British judge with corrupt EU mission in Kosovo quits, denies allegations

British judge with corrupt EU mission in Kosovo quits, denies allegations  | Adam Jones

The European Union Rule of Law Mission in Kosovo, or EULEX, declared on Thursday that it was investigating unspecified offenses purportedly committed by the chief judge of its mission in Kosovo.

The chief judge, Malcolm Simmons, resigned while accusing the mission of not promoting the rule of law but trying to bring down the Kosovar political class.

“Malcolm Simmons has been, over the past year, the subject of a series of independent investigations into serious allegations against him,” EULEX said in a statement.

According to sources, the investigations are being conducted by a team, formed and based in Brussels and chaired by a former judge of the European Court of Justice, the statement went on to say.
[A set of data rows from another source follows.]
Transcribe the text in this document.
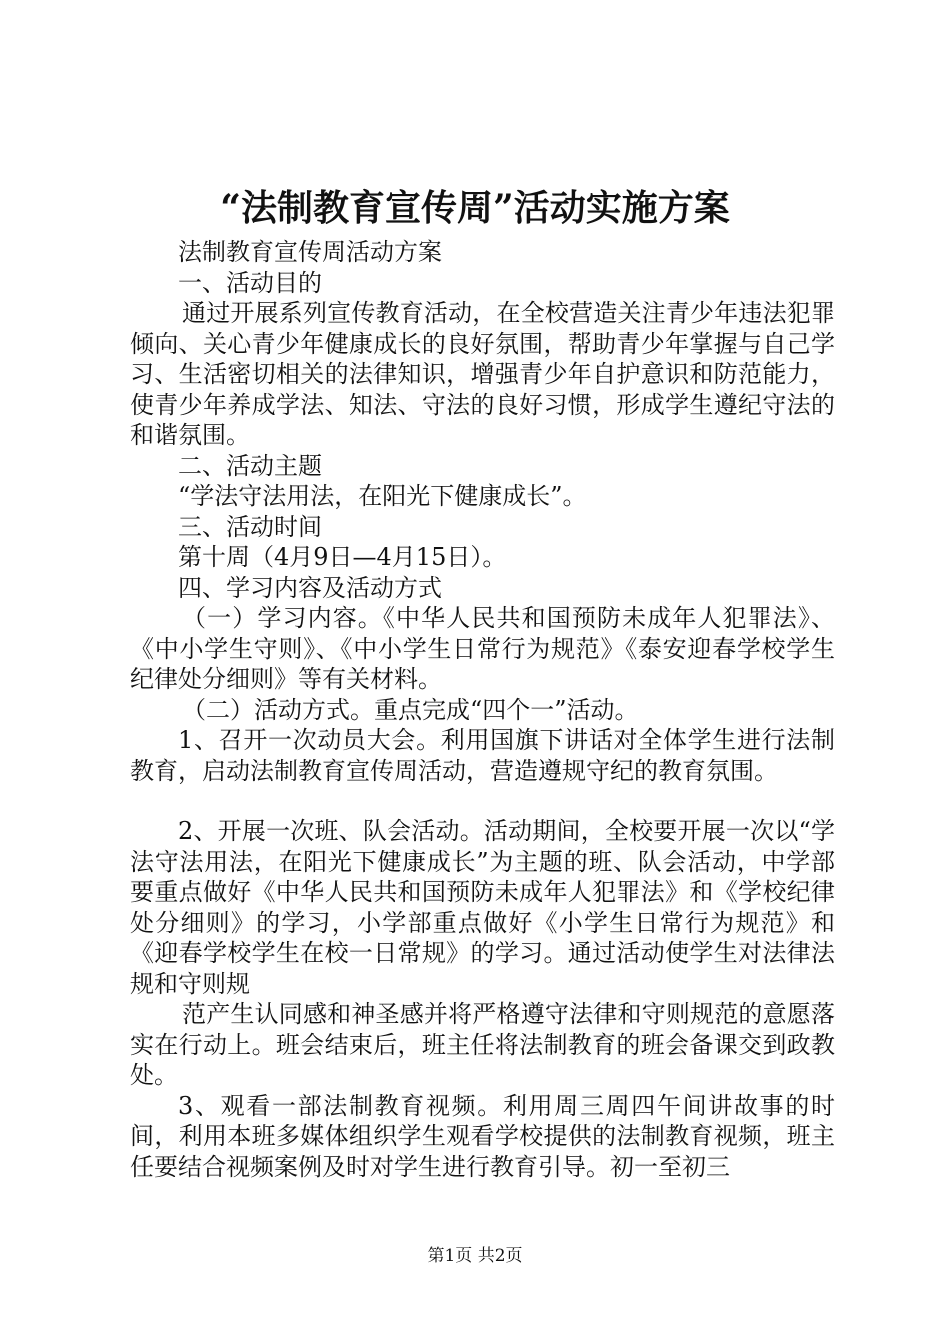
“法制教育宣传周”活动实施方案

法制教育宣传周活动方案

一、活动目的

通过开展系列宣传教育活动，在全校营造关注青少年违法犯罪倾向、关心青少年健康成长的良好氛围，帮助青少年掌握与自己学习、生活密切相关的法律知识，增强青少年自护意识和防范能力，使青少年养成学法、知法、守法的良好习惯，形成学生遵纪守法的和谐氛围。

二、活动主题

“学法守法用法，在阳光下健康成长”。

三、活动时间

第十周（4月9日—4月15日）。

四、学习内容及活动方式

（一）学习内容。《中华人民共和国预防未成年人犯罪法》、《中小学生守则》、《中小学生日常行为规范》《泰安迎春学校学生纪律处分细则》等有关材料。

（二）活动方式。重点完成“四个一”活动。

1、召开一次动员大会。利用国旗下讲话对全体学生进行法制教育，启动法制教育宣传周活动，营造遵规守纪的教育氛围。

2、开展一次班、队会活动。活动期间，全校要开展一次以“学法守法用法，在阳光下健康成长”为主题的班、队会活动，中学部要重点做好《中华人民共和国预防未成年人犯罪法》和《学校纪律处分细则》的学习，小学部重点做好《小学生日常行为规范》和《迎春学校学生在校一日常规》的学习。通过活动使学生对法律法规和守则规

范产生认同感和神圣感并将严格遵守法律和守则规范的意愿落实在行动上。班会结束后，班主任将法制教育的班会备课交到政教处。

3、观看一部法制教育视频。利用周三周四午间讲故事的时间，利用本班多媒体组织学生观看学校提供的法制教育视频，班主任要结合视频案例及时对学生进行教育引导。初一至初三

第1页 共2页
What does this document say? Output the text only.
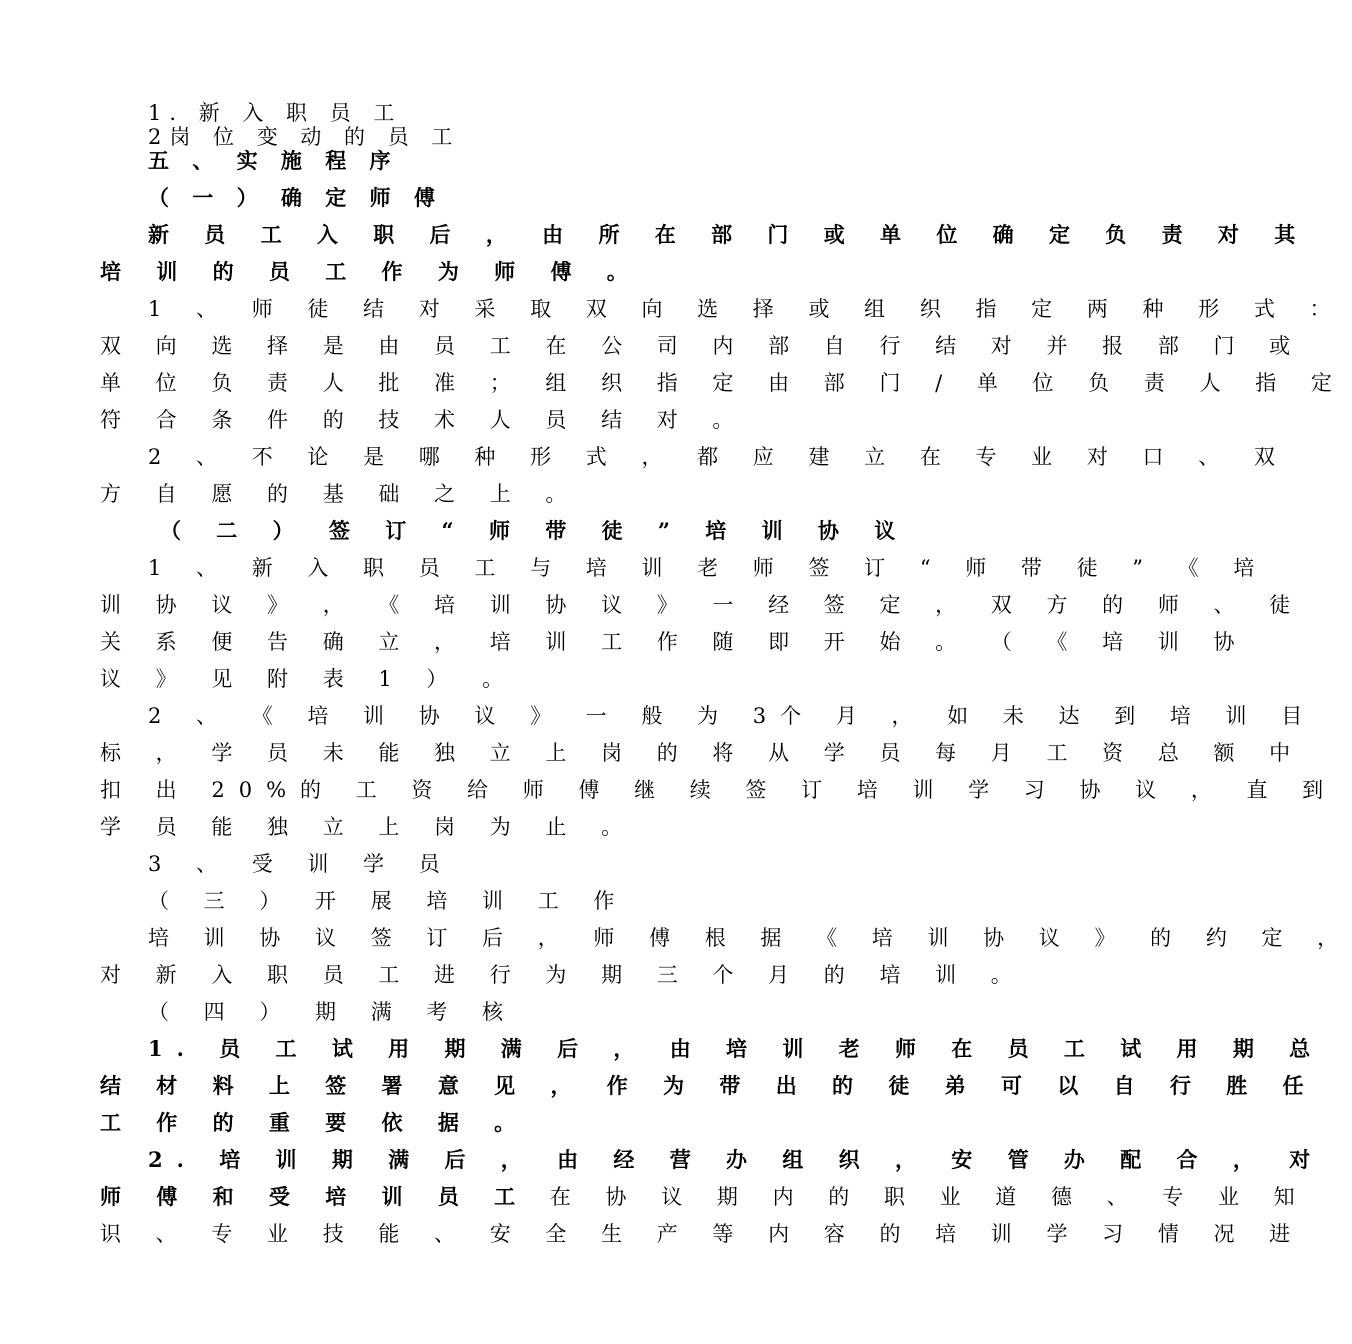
1. 新 入 职 员 工
2岗 位 变 动 的 员 工
五 、 实 施 程 序
（ 一 ） 确 定 师 傅
新 员 工 入 职 后 ， 由 所 在 部 门 或 单 位 确 定 负 责 对 其
培 训 的 员 工 作 为 师 傅 。
1 、 师 徒 结 对 采 取 双 向 选 择 或 组 织 指 定 两 种 形 式 ：
双 向 选 择 是 由 员 工 在 公 司 内 部 自 行 结 对 并 报 部 门 或
单 位 负 责 人 批 准 ； 组 织 指 定 由 部 门 / 单 位 负 责 人 指 定
符 合 条 件 的 技 术 人 员 结 对 。
2 、 不 论 是 哪 种 形 式 ， 都 应 建 立 在 专 业 对 口 、 双
方 自 愿 的 基 础 之 上 。
（ 二 ） 签 订 “ 师 带 徒 ” 培 训 协 议
1 、 新 入 职 员 工 与 培 训 老 师 签 订 “ 师 带 徒 ” 《 培
训 协 议 》 ， 《 培 训 协 议 》 一 经 签 定 ， 双 方 的 师 、 徒
关 系 便 告 确 立 ， 培 训 工 作 随 即 开 始 。 （ 《 培 训 协
议 》 见 附 表 1 ） 。
2 、 《 培 训 协 议 》 一 般 为 3个 月 ， 如 未 达 到 培 训 目
标 ， 学 员 未 能 独 立 上 岗 的 将 从 学 员 每 月 工 资 总 额 中
扣 出 20%的 工 资 给 师 傅 继 续 签 订 培 训 学 习 协 议 ， 直 到
学 员 能 独 立 上 岗 为 止 。
3 、 受 训 学 员
（ 三 ） 开 展 培 训 工 作
培 训 协 议 签 订 后 ， 师 傅 根 据 《 培 训 协 议 》 的 约 定 ，
对 新 入 职 员 工 进 行 为 期 三 个 月 的 培 训 。
（ 四 ） 期 满 考 核
1. 员 工 试 用 期 满 后 ， 由 培 训 老 师 在 员 工 试 用 期 总
结 材 料 上 签 署 意 见 ， 作 为 带 出 的 徒 弟 可 以 自 行 胜 任
工 作 的 重 要 依 据 。
2. 培 训 期 满 后 ， 由 经 营 办 组 织 ， 安 管 办 配 合 ， 对
师 傅 和 受 培 训 员 工 在 协 议 期 内 的 职 业 道 德 、 专 业 知
识 、 专 业 技 能 、 安 全 生 产 等 内 容 的 培 训 学 习 情 况 进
However, Simmons told the French newspaper Le Monde that EULEX was "not a mission to promote the rule of law. It is a political mission,” and that “anyone who thinks otherwise is either naive or stupid."

Simmons said that “EULEX wanted to bring down part of the Kosovar political class,” adding that it wanted "certain individuals removed from political or public life."
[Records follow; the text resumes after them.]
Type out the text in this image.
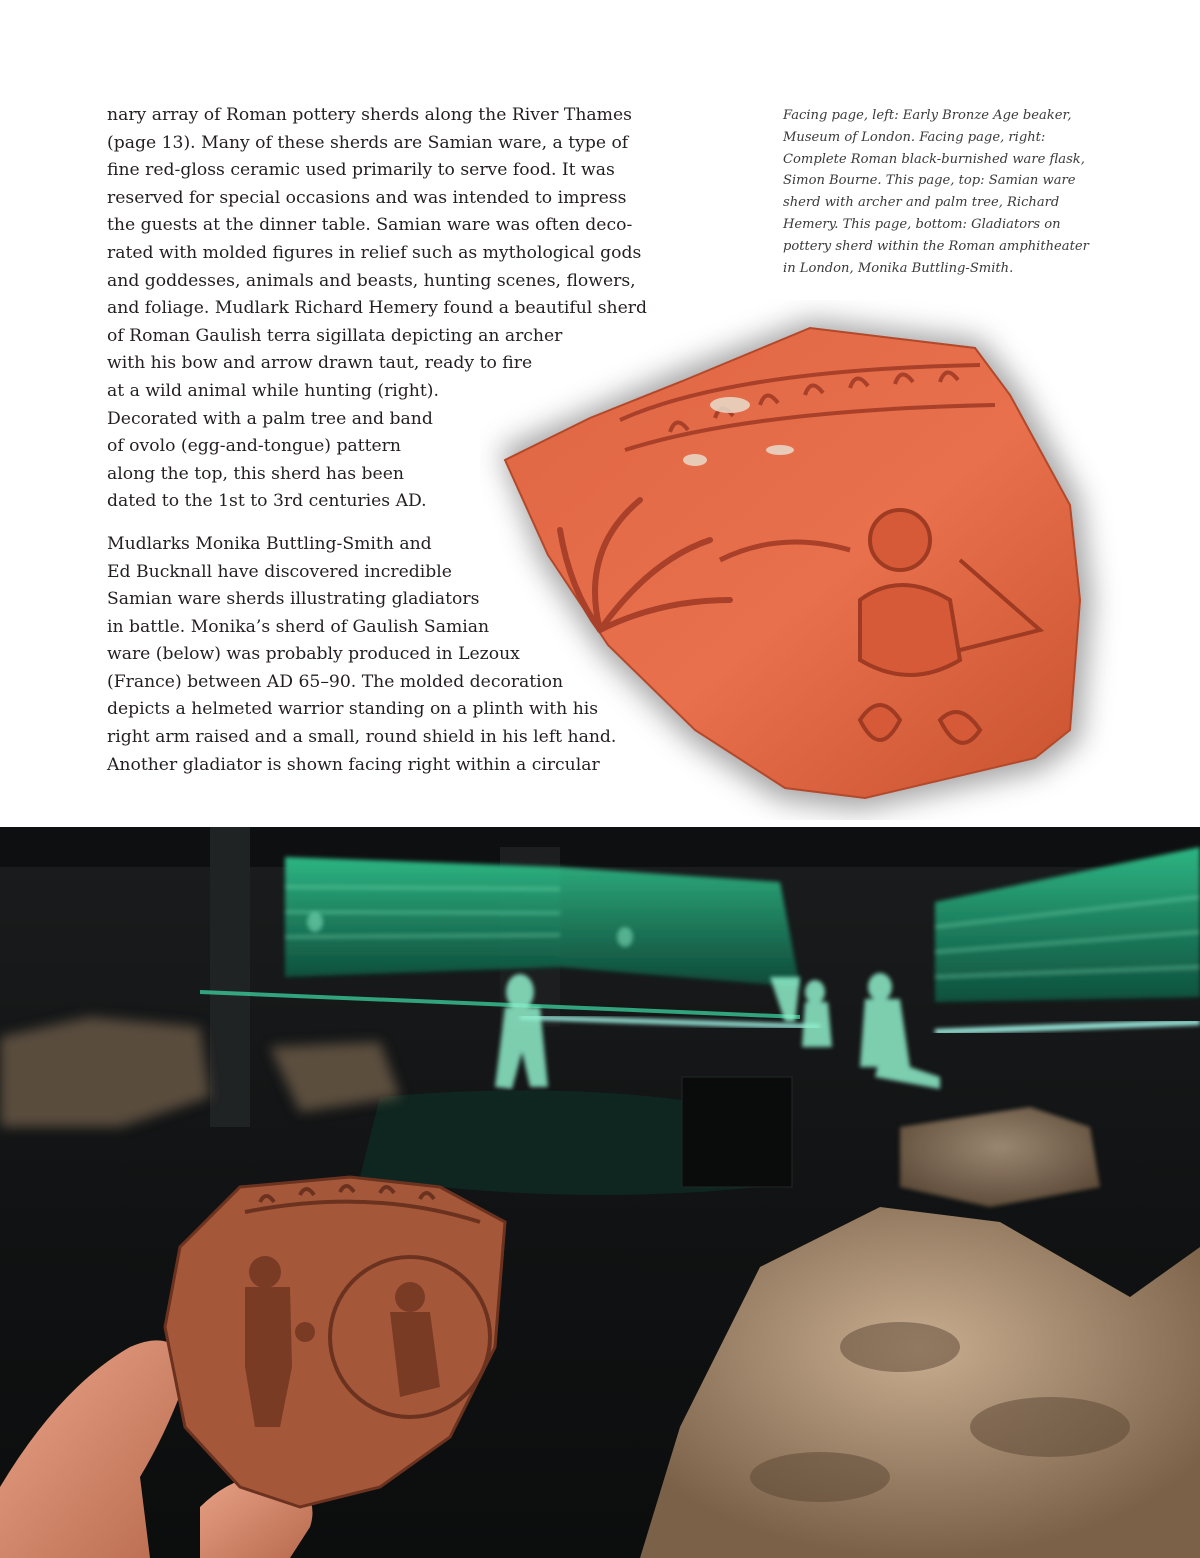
nary array of Roman pottery sherds along the River Thames
(page 13). Many of these sherds are Samian ware, a type of
fine red-gloss ceramic used primarily to serve food. It was
reserved for special occasions and was intended to impress
the guests at the dinner table. Samian ware was often deco-
rated with molded figures in relief such as mythological gods
and goddesses, animals and beasts, hunting scenes, flowers,
and foliage. Mudlark Richard Hemery found a beautiful sherd
of Roman Gaulish terra sigillata depicting an archer
with his bow and arrow drawn taut, ready to fire
at a wild animal while hunting (right).
Decorated with a palm tree and band
of ovolo (egg-and-tongue) pattern
along the top, this sherd has been
dated to the 1st to 3rd centuries AD.
Mudlarks Monika Buttling-Smith and
Ed Bucknall have discovered incredible
Samian ware sherds illustrating gladiators
in battle. Monika’s sherd of Gaulish Samian
ware (below) was probably produced in Lezoux
(France) between AD 65–90. The molded decoration
depicts a helmeted warrior standing on a plinth with his
right arm raised and a small, round shield in his left hand.
Another gladiator is shown facing right within a circular
Facing page, left: Early Bronze Age beaker,
Museum of London. Facing page, right:
Complete Roman black-burnished ware flask,
Simon Bourne. This page, top: Samian ware
sherd with archer and palm tree, Richard
Hemery. This page, bottom: Gladiators on
pottery sherd within the Roman amphitheater
in London, Monika Buttling-Smith.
He further highlighted that he was pressured into convicting a Kosovo politician and ex guerrilla commander, Fatmir Limaj.

The British judge had been working at EULEX since its founding in 2008 before being appointed chief judge in 2014.

“They do nothing,” Simmons said, referring to the EU. “I do not want to be a part of this farce anymore,” he added.

In its statement EULEX said that "Simmons was requested to furnish all evidence in his possession to support his allegations, but - regrettably- has not done so yet."

The 800-person EU mission, which costs 111-million euros a year and that oversees Kosovo's justice system, was established in 2008 shortly after Pristina gained independence from Serbia.

In 2014, a British prosecutor declared that evidence of corruption in its biggest foreign mission – which is supposedly  intended to strengthen the rule of law in Kosovo – was covered up.

The whistleblower, Maria Bamieh, learned in August 2014 that she would be made redundant from the Eulex mission, despite an impressive record of convictions, after revealing evidence of possible bribe-taking at top levels in the mission.

According to 2014 reports, Bamieh’s claims, along with the appearance of compromising documents in the Kosovan media, have reinforced a strong impression in parts of the former Yugoslav province that Eulex has become part of the problem rather than the solution.